SDPs are becoming increasingly important as fixed and mobile carriers look for a way to offer customers a range of multimedia services and applications, together with pricing tools and analysis consumer behavior.

Ericsson already claims to be a leader in the SDP market, which it predicts will grow in value from $1.15bn in 2007 to $2.9bn by 2011. With its system integration capacities, Ericsson builds SDP packages that are unique to each customer. By contrast, Drutt offers pre-integrated platforms, and Ericsson said it would enable the company to offer integration-ready platforms, reducing system integration complexity.

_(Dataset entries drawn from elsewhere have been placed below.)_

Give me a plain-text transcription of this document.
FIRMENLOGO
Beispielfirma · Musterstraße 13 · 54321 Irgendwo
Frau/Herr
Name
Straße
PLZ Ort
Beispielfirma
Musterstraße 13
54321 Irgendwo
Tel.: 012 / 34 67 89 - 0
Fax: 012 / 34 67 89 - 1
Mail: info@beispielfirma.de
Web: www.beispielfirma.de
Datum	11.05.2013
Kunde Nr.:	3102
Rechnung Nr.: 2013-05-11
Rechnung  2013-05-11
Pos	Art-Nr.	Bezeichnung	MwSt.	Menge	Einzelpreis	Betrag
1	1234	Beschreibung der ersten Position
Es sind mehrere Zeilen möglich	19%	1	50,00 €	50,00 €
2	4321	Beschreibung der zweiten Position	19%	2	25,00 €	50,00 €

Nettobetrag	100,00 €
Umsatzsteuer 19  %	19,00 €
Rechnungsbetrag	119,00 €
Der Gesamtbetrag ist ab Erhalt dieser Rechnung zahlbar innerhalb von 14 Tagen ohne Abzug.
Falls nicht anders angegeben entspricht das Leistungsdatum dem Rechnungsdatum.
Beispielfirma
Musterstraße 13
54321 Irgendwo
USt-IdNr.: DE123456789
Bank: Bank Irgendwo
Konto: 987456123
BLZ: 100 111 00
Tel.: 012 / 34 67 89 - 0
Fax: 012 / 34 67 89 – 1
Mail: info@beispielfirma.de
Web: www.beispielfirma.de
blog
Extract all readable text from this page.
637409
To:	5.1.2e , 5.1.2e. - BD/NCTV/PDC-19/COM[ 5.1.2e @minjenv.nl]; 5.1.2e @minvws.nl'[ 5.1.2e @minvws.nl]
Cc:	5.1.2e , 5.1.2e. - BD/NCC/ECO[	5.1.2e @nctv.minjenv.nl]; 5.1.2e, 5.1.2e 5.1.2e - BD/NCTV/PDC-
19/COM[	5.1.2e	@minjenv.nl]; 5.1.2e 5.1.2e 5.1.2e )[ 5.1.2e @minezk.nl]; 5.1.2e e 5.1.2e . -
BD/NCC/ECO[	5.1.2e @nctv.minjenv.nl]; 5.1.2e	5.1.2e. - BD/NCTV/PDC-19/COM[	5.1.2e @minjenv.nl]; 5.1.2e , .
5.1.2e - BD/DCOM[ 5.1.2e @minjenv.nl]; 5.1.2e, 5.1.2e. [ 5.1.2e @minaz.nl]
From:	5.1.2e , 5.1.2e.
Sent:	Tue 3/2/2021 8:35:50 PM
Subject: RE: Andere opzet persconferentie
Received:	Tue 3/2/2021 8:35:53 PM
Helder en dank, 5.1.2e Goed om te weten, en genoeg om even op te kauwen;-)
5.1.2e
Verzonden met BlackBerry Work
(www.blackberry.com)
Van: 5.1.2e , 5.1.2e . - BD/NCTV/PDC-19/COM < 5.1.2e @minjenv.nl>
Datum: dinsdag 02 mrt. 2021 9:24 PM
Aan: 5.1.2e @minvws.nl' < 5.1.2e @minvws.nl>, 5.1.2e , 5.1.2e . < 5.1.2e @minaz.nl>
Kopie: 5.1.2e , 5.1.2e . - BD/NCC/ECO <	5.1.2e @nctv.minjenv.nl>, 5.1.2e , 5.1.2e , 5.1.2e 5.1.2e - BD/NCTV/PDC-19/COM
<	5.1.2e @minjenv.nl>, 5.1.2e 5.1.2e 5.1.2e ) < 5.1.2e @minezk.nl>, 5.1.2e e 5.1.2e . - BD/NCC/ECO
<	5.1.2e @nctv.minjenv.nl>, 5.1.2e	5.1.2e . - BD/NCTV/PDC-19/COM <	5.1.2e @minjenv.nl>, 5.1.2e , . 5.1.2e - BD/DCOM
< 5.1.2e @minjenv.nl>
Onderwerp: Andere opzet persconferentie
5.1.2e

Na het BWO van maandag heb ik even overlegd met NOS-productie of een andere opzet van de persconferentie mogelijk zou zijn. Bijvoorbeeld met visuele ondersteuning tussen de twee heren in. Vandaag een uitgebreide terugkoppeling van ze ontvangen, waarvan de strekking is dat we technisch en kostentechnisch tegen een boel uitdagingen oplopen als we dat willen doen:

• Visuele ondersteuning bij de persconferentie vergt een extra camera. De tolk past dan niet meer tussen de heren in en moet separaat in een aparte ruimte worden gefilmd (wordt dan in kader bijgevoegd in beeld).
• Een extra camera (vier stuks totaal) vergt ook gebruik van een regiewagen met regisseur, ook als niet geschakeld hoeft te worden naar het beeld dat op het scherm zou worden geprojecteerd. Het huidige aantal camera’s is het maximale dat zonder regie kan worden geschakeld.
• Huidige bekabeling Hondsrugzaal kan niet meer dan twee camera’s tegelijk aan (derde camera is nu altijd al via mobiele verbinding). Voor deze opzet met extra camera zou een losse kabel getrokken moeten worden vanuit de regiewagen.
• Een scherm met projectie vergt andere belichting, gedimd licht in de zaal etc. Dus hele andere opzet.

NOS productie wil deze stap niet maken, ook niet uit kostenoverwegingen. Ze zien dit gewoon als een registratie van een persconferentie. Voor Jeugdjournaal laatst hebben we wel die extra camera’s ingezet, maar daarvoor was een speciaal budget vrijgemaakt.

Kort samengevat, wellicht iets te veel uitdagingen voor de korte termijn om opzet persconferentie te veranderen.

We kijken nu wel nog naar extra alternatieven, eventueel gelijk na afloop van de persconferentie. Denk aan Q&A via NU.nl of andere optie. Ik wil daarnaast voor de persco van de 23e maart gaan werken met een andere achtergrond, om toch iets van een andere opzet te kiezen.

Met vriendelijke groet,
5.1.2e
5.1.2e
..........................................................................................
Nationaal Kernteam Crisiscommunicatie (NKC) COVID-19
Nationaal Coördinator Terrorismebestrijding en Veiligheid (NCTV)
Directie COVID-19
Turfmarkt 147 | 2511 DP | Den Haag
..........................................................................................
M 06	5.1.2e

While this may be an attractive offering for new carriers in developing markets, there are indications that Drutt is facing difficulties in an increasingly competitive market. While Drutt’s Mobile Service Delivery Platform is used by more than 60 telecom operators in 35 countries, and it claims Vodafone among its users, it was not used for an upgraded Vodafone internet offering unveiled last week.

With engineers in short supply, the proximity of Drutt’s headquarters to those of Ericsson in Stockholm suggests that the company’s skills base was as import as its product range.

Drutt was founded in 2000 when the portal development team from a joint venture between Oracle and Telia Mobile was spun off into a separate company. Oracle sold its shares to a venture capital company in 2004.